7.2.3: Practice Empirical and Molecular Formulas

Exercise \(\PageIndex{1}\)

What is the percent composition of Co(NO₃)₂?

Hint: What is formula mass?

Co mass  \(=1 \times 58.93 = 58.93\) amu

N mass  \(=2 \times 14.01 = 28.02\) amu

O mass  \(=6 \times 16.00 = 96.00\) amu

Total = 182.95 amu

Answer

Co mass percent =\(\dfrac{58.93amu}{182.95amu}\times 100\) % = 32.21 %

N mass percent =\(\dfrac{28.02amu}{182.95amu}\times 100\) % = 15.32 %

O mass percent =\(\dfrac{96.00amu}{182.95amu}\times 100\) % = 52.47 %

 

What is the percent composition of Ni₂(SO₄)₃?

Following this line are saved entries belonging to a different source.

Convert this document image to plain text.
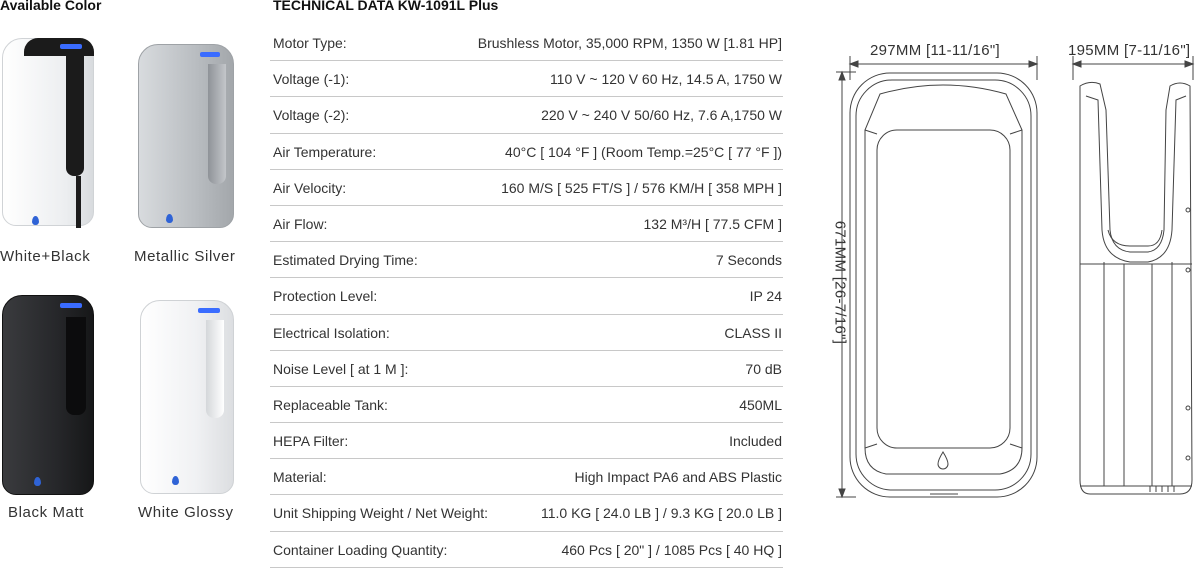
Available Color
White+Black	Metallic Silver
Black Matt	White Glossy
TECHNICAL DATA KW-1091L Plus
Motor Type:	Brushless Motor, 35,000 RPM, 1350 W [1.81 HP]
Voltage (-1):	110 V ~ 120 V 60 Hz, 14.5 A, 1750 W
Voltage (-2):	220 V ~ 240 V 50/60 Hz, 7.6 A,1750 W
Air Temperature:	40°C [ 104 °F ] (Room Temp.=25°C [ 77 °F ])
Air Velocity:	160 M/S [ 525 FT/S ] / 576 KM/H [ 358 MPH ]
Air Flow:	132 M³/H [ 77.5 CFM ]
Estimated Drying Time:	7 Seconds
Protection Level:	IP 24
Electrical Isolation:	CLASS II
Noise Level [ at 1 M ]:	70 dB
Replaceable Tank:	450ML
HEPA Filter:	Included
Material:	High Impact PA6 and ABS Plastic
Unit Shipping Weight / Net Weight:	11.0 KG [ 24.0 LB ] / 9.3 KG [ 20.0 LB ]
Container Loading Quantity:	460 Pcs [ 20" ] / 1085 Pcs [ 40 HQ ]
297MM [11-11/16"]	195MM [7-11/16"]
671MM [26-7/16"]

Hint: What is formula mass?

Ni mass  \(=2 \times 58.69 = 117.38\) amu

S mass  \(=3 \times 32.07 = 96.21\) amu

O mass  \(=12 \times 16.00 =192.00\) amu

Total = 405.59 amu

Answer

Ni mass percent =\(\dfrac{117.38amu}{405.59amu}\times 100\) % = 28.94 %

S mass percent =\(\dfrac{96.21amu}{405.59amu}\times 100\) % = 23.72 %

O mass percent =\(\dfrac{192.00amu}{405.59amu}\times 100\) % = 47.34 %

 

You analyze a sample and find that it contains 22.46 g of Fe and 42.76 g Cl.  What is the percent composition of this sample?

Hint: What is total mass?

Your sample is 22.46 g + 42.76 g = 65.22 g

Answer

Fe mass percent =\(\dfrac{22.46g}{65.22g}\times 100\) % = 34.44 %

Cl mass percent =\(\dfrac{42.76g}{65.22g}\times 100\) % = 65.56 %

 

Exercise \(\PageIndex{1}\)

What is the empirical formula of a compound that is 73.42 % Co and 26.58% O by mass?

Hint

Convert 73.42 g Co to moles Co (Co = 58.93 g/mol) and 26.58 g O to moles O (O = 16.00 g/mol).

Answer

At first, you get 1.246 mol Co and 1.661 mol O.  Divide both of these by the smaller number (1.246)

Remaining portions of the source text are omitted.